Ten Miles of Peach Blossoms
Chapter 13 Part 1
Ada serentetan
peraturan yang sangat ketat bagi mereka yang berguru di Gunung Kun Lun. Kalian
harus bangun di pukul tujuh setiap paginya dan kalian memadamkan lampu minyak
kalian, pergi tidur sebelum tengah malam.
Memiliki
hubungan yang baik dengan Saudara Seperguruan Pertama, artinya, ketika Guru dipanggil
keluar dari Gunung Kun Lun, kadang-kadang, aku bisa membolos satu atau dua
kelas di bawah pengawasannya, memberiku satu atau dua jam tambahan untuk tidur.
Jika aku
beruntung, aku bisa tidur sampai pukul sebelas, tetapi itu sudah yang paling
terlambat. Aku terus melanjutkan kebiasaan ini selama bertahun-tahun lamanya
hingga menempel dan masih tetap bersamaku setelah 70.000 tahun lulus. Meskipun
di bulan-bulan musim dingin ketika aku merasa lesu, aku tidak pernah bisa tidur
di atas jam sembilan.
Ini berarti,
meskipun terjadi kekacauan di Istana Da Si Ming sehari sebelumnya, dan fakta
bahwa tubuh cederaku beserta anggota tubuhku lainnya begitu kesakitan, seakan
jantungku dicambuki dengan cambuk dingin, aku masih tetap terjaga di jam biasa.

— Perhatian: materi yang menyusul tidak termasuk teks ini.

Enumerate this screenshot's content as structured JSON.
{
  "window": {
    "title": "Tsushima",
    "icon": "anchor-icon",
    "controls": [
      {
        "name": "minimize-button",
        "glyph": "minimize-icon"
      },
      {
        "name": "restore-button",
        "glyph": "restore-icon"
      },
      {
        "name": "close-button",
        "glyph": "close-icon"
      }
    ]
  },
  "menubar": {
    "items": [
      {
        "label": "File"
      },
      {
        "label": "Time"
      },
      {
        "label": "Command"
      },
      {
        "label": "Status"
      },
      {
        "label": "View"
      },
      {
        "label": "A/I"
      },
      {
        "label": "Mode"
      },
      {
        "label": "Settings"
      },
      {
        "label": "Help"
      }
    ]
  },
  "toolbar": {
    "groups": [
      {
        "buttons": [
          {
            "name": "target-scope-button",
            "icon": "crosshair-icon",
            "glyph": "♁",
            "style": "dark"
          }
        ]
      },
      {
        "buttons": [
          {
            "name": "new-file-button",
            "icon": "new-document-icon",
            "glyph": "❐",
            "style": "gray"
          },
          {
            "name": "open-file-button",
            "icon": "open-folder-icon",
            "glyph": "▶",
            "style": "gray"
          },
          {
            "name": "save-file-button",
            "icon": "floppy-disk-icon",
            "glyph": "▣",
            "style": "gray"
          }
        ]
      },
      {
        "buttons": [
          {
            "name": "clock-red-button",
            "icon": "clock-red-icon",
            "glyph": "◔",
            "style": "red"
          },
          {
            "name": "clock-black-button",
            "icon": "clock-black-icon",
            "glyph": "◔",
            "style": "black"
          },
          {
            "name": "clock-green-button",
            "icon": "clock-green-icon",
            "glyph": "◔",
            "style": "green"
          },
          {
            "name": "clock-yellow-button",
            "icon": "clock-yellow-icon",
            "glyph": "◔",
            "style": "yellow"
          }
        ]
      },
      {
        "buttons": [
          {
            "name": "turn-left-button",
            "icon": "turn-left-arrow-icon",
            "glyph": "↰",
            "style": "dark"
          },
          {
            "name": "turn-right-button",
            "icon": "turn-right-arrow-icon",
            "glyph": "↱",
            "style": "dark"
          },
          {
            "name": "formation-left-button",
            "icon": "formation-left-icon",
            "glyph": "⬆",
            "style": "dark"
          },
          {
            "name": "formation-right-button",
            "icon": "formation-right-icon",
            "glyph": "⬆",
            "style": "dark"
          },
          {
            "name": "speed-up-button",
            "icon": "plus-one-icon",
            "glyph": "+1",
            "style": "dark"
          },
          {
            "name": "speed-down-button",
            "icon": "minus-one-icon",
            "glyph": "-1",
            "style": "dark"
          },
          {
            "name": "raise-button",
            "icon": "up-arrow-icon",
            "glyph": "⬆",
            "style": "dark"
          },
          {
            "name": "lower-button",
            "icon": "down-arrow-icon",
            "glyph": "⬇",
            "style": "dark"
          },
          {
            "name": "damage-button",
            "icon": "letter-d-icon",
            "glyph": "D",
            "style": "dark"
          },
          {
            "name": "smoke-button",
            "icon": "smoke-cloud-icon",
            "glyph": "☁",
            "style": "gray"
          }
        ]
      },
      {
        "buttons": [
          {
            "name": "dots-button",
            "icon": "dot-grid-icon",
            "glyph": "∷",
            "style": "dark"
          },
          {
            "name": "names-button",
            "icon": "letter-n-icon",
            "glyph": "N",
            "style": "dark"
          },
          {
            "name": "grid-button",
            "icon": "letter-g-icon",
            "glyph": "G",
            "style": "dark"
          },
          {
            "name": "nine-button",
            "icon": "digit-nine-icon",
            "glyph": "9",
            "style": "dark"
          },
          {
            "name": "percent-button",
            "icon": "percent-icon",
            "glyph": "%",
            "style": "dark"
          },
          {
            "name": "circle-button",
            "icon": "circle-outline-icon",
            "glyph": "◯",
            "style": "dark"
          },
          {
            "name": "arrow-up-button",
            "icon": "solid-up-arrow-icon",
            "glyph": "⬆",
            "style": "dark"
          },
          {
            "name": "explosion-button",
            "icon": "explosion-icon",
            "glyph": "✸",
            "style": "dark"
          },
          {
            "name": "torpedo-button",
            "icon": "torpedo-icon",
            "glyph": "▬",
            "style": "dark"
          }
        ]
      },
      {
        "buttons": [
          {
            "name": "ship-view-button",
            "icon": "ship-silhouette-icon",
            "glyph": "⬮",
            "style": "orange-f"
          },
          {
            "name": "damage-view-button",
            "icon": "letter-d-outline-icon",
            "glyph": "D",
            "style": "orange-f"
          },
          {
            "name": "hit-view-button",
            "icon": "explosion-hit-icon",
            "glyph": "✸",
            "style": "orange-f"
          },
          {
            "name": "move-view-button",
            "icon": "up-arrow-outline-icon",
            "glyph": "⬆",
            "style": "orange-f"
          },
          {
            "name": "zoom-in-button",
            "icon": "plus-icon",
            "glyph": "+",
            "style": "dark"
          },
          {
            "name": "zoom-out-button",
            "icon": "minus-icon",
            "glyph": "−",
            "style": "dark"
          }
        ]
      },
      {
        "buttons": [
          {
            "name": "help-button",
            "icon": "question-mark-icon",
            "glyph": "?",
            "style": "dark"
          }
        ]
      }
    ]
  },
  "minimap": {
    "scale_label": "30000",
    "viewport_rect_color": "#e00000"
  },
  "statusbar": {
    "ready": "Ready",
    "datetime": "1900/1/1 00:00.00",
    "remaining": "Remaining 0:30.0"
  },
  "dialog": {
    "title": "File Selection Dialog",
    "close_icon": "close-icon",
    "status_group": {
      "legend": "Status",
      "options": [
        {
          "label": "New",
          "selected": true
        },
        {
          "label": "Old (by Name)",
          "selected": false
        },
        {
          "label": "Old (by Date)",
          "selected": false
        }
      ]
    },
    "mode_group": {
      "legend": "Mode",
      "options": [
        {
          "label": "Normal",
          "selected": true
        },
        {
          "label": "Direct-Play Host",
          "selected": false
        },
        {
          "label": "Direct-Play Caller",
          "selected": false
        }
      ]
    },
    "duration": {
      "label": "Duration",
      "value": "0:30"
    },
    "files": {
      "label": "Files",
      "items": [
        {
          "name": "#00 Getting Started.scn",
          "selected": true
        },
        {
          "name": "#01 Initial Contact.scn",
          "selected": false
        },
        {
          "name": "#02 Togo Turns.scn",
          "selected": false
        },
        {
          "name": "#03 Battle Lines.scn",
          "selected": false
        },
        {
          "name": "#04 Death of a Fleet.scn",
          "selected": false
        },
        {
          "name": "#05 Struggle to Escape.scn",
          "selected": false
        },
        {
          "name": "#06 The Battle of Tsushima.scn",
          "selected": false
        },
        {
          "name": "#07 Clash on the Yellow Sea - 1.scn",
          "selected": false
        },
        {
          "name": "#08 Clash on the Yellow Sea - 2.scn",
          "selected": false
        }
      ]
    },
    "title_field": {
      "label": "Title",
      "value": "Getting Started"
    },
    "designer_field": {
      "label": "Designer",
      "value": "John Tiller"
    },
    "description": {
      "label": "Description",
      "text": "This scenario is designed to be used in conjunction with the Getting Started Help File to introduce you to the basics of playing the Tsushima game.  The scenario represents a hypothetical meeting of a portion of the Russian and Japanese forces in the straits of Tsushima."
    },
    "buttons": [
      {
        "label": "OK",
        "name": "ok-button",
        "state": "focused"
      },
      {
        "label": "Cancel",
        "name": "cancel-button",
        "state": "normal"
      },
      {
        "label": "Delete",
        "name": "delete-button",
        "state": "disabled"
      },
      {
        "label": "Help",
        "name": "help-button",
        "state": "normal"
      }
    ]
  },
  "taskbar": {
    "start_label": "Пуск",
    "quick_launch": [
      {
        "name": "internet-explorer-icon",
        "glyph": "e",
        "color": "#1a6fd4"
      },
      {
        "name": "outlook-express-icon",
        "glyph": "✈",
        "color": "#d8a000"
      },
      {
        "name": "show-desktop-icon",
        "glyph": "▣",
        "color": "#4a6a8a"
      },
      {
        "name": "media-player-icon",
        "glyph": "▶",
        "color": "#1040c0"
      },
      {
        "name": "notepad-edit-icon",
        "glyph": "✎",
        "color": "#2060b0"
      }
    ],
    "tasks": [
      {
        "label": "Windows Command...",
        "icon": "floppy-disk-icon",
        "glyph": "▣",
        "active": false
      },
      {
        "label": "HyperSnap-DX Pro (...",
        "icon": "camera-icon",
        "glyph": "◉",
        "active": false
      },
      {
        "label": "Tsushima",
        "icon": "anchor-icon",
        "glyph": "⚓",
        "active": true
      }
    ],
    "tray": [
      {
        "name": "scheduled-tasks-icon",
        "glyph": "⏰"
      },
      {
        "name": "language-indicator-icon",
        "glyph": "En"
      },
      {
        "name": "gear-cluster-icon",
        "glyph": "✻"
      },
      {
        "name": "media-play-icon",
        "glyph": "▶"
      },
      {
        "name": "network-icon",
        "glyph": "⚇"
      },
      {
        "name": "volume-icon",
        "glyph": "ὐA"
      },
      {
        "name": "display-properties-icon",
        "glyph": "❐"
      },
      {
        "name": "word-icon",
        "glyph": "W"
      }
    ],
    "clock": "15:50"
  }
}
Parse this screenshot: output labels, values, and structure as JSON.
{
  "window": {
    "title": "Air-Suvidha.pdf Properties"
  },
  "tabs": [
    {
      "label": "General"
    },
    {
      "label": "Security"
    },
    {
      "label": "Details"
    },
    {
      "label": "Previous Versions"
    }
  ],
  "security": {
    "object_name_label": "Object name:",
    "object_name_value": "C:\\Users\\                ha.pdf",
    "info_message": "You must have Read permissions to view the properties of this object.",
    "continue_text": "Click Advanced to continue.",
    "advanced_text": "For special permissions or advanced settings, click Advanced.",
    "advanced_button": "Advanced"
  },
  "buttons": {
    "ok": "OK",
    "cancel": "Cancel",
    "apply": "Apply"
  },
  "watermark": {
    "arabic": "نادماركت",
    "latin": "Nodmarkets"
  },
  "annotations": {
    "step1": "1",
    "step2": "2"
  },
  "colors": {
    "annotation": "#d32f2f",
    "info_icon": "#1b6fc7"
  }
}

Menemukan diriku sudah kembali di ranjang berukirku sendiri, di kamarku
sendiri, di dalam Gua Rubah, perlahan-lahan aku mulai merasa tenang lagi.
Aku pingsan
kemarin dan tidak melihat bagaimana Ye Hua berhasil membawa Mo Yuan, Buntalan, beserta
diriku kembali ke Qing Qiu, meskipun dengan menggunakan penempaan energi
spiritual, tidak mungkin membuatnya menimbulkan tantangan apa pun baginya.
Mi Gu yang
bijaksana pasti telah membawa tubuh Mo Yuan kembali ke Gua Yan Hua. Aku khawatir
ia mungkin tidak meletakkan Mo Yuan di posisi tidur yang disukainya dan
memutuskan untuk pergi memeriksa Mo Yuan setelah aku bangun dari ranjang.
Aku mengubah
posisiku, menahan cedera di dadaku, dan terasa begitu menyakitkan sampai
membuatku menarik napas tajam. Aku melihat sesuatu di atas selimutku, agak
berpindah sebagai respon pergerakanku, dan aku melihat ke bawah, mendapati
sepasang mata tengah menatapku, dipenuhi kekaguman. Pemilik mata ini berbaring
di tepian ranjangku, wajahnya dibanjiri dengan kehangatan dan kebahagiaan.
Mata
bersinarnya mendongak menatapku dan suara lembutnya bertanya, “Bagaimana ...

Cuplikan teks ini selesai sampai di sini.